The Producer Price Index (PPI) for materials and services used in nonresidential construction rose 0.1 percent from January and 3.1 percent compared to February 2025, driven by sharp increases in metal prices. An analysis by the Associated General Contractors of America (AGC) warned that rising costs are making it increasingly difficult for contractors and owners to proceed with planned projects.
“Major increases in the prices for diesel fuel and key metals occurred even before the escalation of the Iran conflict,” said Ken Simonson, the AGC’s chief economist. “The disruption of oil, natural gas, and aluminum supplies from the Middle East is pushing costs higher and forcing owners to delay projects.”

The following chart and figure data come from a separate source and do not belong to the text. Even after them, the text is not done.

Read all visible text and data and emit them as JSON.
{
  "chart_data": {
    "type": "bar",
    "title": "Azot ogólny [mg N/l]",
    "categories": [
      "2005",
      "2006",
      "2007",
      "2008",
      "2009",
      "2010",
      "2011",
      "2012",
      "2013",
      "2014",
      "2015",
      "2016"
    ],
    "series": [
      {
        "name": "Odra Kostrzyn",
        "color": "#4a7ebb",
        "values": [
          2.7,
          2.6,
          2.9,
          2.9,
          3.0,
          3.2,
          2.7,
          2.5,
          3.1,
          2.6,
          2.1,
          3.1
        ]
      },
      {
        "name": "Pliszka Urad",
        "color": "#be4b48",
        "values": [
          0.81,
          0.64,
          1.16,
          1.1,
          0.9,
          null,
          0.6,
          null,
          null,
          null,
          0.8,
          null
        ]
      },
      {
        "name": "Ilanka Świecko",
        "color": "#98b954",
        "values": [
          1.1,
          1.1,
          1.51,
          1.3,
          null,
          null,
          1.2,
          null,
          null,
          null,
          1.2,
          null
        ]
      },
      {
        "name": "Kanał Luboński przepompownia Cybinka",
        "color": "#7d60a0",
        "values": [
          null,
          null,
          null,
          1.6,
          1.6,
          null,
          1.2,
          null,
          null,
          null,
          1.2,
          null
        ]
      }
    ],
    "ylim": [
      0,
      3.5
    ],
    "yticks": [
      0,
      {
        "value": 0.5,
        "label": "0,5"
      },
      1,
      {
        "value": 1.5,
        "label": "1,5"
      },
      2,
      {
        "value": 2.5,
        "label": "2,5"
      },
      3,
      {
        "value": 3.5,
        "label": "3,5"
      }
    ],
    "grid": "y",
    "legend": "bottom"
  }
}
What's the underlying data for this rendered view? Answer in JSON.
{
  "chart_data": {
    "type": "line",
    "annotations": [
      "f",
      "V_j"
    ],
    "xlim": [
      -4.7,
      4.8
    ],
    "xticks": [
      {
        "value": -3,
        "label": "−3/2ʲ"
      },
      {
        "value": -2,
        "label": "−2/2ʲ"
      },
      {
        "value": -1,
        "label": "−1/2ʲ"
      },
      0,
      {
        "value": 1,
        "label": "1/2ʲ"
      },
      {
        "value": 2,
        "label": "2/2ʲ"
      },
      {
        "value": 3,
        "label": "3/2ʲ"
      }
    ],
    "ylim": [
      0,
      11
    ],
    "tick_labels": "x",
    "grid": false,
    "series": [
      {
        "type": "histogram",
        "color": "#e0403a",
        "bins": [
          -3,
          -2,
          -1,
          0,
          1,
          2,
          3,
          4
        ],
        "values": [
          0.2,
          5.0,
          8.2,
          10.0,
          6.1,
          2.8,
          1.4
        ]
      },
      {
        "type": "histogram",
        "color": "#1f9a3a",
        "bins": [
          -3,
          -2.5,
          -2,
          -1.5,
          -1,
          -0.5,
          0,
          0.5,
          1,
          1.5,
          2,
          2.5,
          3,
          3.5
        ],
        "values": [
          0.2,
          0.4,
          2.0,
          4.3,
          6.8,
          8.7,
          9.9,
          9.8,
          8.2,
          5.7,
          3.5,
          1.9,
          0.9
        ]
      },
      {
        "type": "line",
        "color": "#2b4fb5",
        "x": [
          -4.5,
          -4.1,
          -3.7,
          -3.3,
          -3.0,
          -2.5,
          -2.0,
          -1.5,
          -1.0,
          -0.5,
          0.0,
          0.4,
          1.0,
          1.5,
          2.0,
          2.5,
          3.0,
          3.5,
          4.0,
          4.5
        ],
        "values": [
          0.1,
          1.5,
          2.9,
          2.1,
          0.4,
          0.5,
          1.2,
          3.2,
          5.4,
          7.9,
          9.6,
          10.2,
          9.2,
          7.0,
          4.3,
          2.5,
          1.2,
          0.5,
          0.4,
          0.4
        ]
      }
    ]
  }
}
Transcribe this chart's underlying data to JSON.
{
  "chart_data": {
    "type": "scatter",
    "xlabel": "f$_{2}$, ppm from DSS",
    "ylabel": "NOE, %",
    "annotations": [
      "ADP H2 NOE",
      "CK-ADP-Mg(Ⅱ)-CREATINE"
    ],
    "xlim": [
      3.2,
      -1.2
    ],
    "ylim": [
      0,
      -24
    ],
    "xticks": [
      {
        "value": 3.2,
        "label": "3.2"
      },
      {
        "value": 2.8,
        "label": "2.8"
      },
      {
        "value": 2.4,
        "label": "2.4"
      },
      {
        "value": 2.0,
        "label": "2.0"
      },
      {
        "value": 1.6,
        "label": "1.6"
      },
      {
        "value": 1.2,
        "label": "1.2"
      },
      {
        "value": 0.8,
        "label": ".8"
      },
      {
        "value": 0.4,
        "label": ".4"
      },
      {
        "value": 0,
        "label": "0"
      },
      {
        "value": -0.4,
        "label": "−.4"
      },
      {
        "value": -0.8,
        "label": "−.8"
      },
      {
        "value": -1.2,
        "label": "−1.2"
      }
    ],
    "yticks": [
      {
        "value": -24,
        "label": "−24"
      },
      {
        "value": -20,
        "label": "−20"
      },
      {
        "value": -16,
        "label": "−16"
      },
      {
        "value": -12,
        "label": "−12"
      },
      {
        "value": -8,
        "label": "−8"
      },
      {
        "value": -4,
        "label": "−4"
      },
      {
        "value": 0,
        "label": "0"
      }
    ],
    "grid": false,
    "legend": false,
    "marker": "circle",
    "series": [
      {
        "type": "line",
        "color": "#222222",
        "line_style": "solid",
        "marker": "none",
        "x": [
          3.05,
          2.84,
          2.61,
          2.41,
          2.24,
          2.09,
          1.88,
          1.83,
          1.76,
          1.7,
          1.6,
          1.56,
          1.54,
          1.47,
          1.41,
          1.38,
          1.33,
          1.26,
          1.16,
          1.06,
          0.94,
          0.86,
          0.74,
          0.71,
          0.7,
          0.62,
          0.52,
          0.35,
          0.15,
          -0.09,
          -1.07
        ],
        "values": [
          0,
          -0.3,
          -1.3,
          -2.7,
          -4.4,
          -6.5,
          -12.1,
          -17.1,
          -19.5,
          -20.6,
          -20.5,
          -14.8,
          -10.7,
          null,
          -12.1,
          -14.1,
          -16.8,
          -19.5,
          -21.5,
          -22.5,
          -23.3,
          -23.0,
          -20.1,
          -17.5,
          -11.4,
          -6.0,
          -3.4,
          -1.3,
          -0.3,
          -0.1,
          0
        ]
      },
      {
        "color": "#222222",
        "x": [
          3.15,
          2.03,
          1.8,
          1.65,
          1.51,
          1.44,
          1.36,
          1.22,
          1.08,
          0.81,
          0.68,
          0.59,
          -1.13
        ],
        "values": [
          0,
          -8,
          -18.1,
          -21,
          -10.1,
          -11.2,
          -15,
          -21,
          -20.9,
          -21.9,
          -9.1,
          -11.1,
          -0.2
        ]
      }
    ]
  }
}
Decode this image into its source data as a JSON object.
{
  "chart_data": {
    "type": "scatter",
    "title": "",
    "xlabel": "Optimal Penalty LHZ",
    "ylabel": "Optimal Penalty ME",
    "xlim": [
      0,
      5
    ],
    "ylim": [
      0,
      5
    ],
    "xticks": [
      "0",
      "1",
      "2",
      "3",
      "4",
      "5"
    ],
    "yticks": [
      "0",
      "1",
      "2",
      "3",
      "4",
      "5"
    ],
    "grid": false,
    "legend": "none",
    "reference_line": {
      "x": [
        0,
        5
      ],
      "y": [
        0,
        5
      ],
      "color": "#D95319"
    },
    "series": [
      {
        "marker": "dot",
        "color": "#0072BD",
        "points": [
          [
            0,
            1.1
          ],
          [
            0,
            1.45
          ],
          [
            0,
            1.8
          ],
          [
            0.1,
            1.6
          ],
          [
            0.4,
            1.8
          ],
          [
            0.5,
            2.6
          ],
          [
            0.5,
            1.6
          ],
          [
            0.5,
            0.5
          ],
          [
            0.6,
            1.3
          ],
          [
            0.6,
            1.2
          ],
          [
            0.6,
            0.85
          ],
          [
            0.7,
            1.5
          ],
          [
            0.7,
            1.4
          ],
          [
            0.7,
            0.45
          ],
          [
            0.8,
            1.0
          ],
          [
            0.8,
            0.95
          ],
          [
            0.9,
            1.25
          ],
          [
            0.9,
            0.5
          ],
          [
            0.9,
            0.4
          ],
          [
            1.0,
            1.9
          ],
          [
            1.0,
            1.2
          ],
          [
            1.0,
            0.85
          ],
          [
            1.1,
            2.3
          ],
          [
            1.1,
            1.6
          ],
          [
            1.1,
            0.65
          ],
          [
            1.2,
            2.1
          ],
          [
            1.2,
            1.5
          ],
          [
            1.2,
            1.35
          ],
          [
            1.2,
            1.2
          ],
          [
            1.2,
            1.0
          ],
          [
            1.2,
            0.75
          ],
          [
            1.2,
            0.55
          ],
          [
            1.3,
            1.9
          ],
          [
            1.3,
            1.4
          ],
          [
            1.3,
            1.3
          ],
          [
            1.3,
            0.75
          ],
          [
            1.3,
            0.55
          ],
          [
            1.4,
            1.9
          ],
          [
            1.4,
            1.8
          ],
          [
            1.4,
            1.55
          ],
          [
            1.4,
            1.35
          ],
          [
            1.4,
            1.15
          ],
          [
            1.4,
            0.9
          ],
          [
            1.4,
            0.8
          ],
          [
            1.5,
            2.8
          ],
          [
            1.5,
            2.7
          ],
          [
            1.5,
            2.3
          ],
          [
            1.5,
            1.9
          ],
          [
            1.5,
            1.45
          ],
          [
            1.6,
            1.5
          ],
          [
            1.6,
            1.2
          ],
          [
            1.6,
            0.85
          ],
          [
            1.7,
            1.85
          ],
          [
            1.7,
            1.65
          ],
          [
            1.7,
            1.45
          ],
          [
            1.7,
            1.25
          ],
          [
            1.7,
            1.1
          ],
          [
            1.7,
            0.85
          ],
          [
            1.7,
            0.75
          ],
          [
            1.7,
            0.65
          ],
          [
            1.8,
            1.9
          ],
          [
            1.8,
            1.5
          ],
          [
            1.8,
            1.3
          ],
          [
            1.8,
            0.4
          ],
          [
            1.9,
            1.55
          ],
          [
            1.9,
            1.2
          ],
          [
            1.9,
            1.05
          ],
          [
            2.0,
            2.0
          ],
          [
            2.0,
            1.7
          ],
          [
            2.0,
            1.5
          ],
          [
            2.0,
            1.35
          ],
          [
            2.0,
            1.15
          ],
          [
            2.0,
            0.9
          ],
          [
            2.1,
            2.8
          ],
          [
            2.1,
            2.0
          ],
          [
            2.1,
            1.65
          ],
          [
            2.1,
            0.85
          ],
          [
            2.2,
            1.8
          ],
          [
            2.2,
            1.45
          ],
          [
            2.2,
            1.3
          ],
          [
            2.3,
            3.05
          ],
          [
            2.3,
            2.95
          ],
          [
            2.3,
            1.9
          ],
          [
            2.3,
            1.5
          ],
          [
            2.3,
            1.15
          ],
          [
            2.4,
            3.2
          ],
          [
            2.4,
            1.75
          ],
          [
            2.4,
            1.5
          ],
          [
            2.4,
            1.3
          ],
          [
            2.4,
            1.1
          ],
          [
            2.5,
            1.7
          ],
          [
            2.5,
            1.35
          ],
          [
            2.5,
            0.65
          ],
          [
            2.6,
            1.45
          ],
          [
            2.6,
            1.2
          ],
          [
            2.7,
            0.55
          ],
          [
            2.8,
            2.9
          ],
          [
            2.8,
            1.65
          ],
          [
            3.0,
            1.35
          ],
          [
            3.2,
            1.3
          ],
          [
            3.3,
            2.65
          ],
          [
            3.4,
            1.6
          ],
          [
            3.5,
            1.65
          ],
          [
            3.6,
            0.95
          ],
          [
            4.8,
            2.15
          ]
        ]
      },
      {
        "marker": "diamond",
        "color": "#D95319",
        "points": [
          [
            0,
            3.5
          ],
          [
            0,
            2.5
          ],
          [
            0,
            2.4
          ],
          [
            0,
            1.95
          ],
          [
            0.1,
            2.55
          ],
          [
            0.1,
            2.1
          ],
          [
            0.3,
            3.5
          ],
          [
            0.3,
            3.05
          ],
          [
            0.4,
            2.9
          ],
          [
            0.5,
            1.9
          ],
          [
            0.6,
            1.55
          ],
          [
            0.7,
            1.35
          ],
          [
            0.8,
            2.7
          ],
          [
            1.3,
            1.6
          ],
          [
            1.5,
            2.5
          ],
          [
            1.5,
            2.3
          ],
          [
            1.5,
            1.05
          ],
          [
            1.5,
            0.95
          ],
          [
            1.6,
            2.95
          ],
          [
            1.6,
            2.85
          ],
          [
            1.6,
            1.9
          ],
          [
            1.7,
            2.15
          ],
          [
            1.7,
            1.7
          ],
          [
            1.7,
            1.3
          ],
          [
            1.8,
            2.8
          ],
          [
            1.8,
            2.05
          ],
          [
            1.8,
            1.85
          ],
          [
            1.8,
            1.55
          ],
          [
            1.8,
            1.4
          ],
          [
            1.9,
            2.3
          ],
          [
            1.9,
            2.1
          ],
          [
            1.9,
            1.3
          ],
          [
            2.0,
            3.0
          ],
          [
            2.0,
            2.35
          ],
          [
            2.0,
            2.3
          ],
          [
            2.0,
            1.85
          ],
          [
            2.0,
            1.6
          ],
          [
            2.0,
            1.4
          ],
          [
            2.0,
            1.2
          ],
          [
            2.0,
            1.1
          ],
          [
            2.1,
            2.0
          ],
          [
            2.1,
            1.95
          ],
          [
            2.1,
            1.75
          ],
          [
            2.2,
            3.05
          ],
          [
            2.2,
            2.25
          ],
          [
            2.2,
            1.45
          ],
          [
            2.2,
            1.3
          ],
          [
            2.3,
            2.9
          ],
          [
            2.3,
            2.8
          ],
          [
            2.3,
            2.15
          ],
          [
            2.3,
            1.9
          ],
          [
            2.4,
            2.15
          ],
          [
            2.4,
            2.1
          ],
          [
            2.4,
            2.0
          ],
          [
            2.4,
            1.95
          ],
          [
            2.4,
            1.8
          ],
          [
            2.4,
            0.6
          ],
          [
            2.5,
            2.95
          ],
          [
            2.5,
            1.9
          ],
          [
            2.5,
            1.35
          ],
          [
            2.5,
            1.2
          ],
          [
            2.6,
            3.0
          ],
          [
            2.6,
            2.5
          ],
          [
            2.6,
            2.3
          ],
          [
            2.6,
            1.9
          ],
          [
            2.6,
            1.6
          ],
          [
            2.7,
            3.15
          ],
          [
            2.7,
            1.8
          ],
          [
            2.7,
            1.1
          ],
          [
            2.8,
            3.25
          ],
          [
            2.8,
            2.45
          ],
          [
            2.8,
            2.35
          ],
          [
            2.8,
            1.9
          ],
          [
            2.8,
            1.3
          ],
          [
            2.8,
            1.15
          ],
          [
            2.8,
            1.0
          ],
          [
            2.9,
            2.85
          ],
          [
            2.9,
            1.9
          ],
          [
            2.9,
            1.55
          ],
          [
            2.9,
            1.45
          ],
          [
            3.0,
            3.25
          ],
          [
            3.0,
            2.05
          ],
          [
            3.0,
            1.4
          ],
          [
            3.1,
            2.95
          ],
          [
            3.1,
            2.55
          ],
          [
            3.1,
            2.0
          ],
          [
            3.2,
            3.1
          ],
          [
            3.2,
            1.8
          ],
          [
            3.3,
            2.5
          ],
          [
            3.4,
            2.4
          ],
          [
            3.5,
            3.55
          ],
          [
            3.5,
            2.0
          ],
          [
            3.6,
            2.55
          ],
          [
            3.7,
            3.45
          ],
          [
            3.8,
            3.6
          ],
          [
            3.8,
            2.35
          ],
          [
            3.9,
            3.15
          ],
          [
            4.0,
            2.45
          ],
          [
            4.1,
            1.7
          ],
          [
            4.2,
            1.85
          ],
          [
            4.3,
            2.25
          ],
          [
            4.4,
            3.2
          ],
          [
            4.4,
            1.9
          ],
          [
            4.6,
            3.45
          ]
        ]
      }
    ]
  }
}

The PPI for aluminum mill shapes and steel mill products jumped 39.1 percent and 20.9 percent, respectively, from February 2025 to February 2026—the largest year-over-year increases since 2022. Other metal products also posted gains: fabricated structural metal bar joists and rebar rose 20.0 percent, while copper and brass mill shapes increased 15.1 percent.
Energy-related inputs also shifted. Diesel fuel prices jumped 20.3 percent from January, though they remain only 3.1 percent higher than a year ago. These costs ripple through the supply chain; the cost of truck transportation for freight increased 3.1 percent over the past year. Continued volatility in fuel markets could further push up transportation and operating costs if Middle East energy supply disruptions persist.
AGC officials noted that these rising costs highlight the sensitivity of construction supply chains to global disruptions and trade policy. They urged federal officials to take action to stabilize these critical markets.